L’intensification de la coopération intra-OCI est cruciale afin de parvenir à un développement durable et de relever les défis conjoncturels internationaux marqués par le ralentissement de l’économie mondiale, a souligné, mercredi à Istanbul à l’occasion de la 32-è session du comité permanent pour la coopération économique et commerciale de l’OCI (COMCEC), Mme Latifa El Bouabdellaoui.

Cette coopération doit englober les secteurs vitaux qui sont au centre des préoccupations des membres de l’OCI notamment les commerce, finance, transports, communications et tourisme ainsi que l’agriculture, la sécurité alimentaire et la lutte contre la pauvreté, a ajouté Mme El Bouabdellaoui, directrice des relations commerciales internationales au ministère délégué chargé du commerce extérieur.

A cet effet, le rôle du secteur privé doit être renforcé en tant qu’acteur essentiel dans l’établissement d’un partenariat efficace et fécond pour les économies des pays islamiques, a soutenu la directrice, qui représente le Maroc à cette session qui se tient sous le thème “l’élaboration de stratégies de financement islamique dans les pays membres de l’OCI”.

Le Maroc a consolidé ses liens de coopération avec les membres de l’OCI à travers le développement d’un partenariat économique et commercial dont le volume des échanges est estimé à plus de 10 milliards de dollars 2015, a fait savoir Mme El Bouabdellaoui,


Le Royaume attache aussi une grande importance à la coopération Sud-sud en particulier avec les pays africains membres de l’Organisation, a-t-elle souligné, relevant que les nombreuses visites de SM le Roi Mohammed VI dans plusieurs de ces pays ont conforté la place du Maroc en tant que porte d’entrée du continent pour promouvoir le développement de l’intégration régionale dans le cadre de l’espace islamique.

Elle a également rappelé l’invitation du Souverain, lors du “Sommet Africain de l’Action” en marge de la COP 22 à Marrakech, des chefs d’Etat africains à concrétiser les projets régionaux et transnationaux structurants tout en s’engageant sur la voie du développement durable et en respectant les équilibres environnementaux et sociaux.

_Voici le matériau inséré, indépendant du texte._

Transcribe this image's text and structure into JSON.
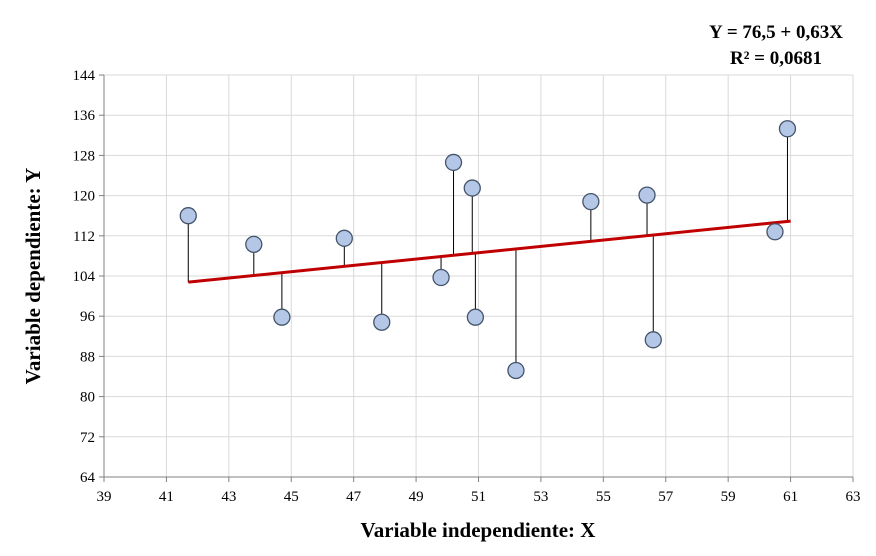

Mettant l’accent sur la nécessité de développer des approches pratiques pour réaliser les différents projets de coopération au développement à dimensions économiques et sociales, elle a réitéré la disposition du Maroc à mettre son modèle de développement et ses expériences sectorielles au service de l’action islamique commune.

Le commerce intra-OCI est passé à 878 milliards de dollars en 2015 contre 271 milliards dix années auparavant, ce qui représente 20 pc du total des échanges des pays islamiques atteignant les objectifs fixés par le plan décennal 2005-2015. Le nouveau plan 2016-2025, mis en place pour accélérer cette cadence de croissance, escompte porter cette part à 25 pc.


Les participants à cette session, qui doit faire le point sur l’état d’avancement des différentes stratégies menées par le COMCEC et l’évolution des échanges, traiteront de plusieurs questions relatives à la mise en œuvre du Programme d’action décennal de l’OCI adopté en avril dernier lors du 13ème Sommet Islamique d’Istanbul, les développements économiques mondiaux avec une référence spéciale aux pays membres de l’organisation, la promotion du rôle du secteur privé dans la coopération économique et l’amélioration du transport et des communications.

Ils discuteront également du développement du tourisme durable et compétitif, de l’augmentation de la productivité du secteur agricole et durabilité de la sécurité alimentaire, de l’allègement de la pauvreté et de l’approfondissement de la coopération financière ainsi que de l’élaboration des stratégies financières dans les pays membres.

Le programme de cette rencontre comprend, en outre, des sessions parallèles sur le financement de projets du COMCEC, perspective des gouverneurs sur l’élaboration des stratégies nationales pour développer la Finance islamique et l’utilisation de la finance islamique dans le financement des projets d’infrastructures.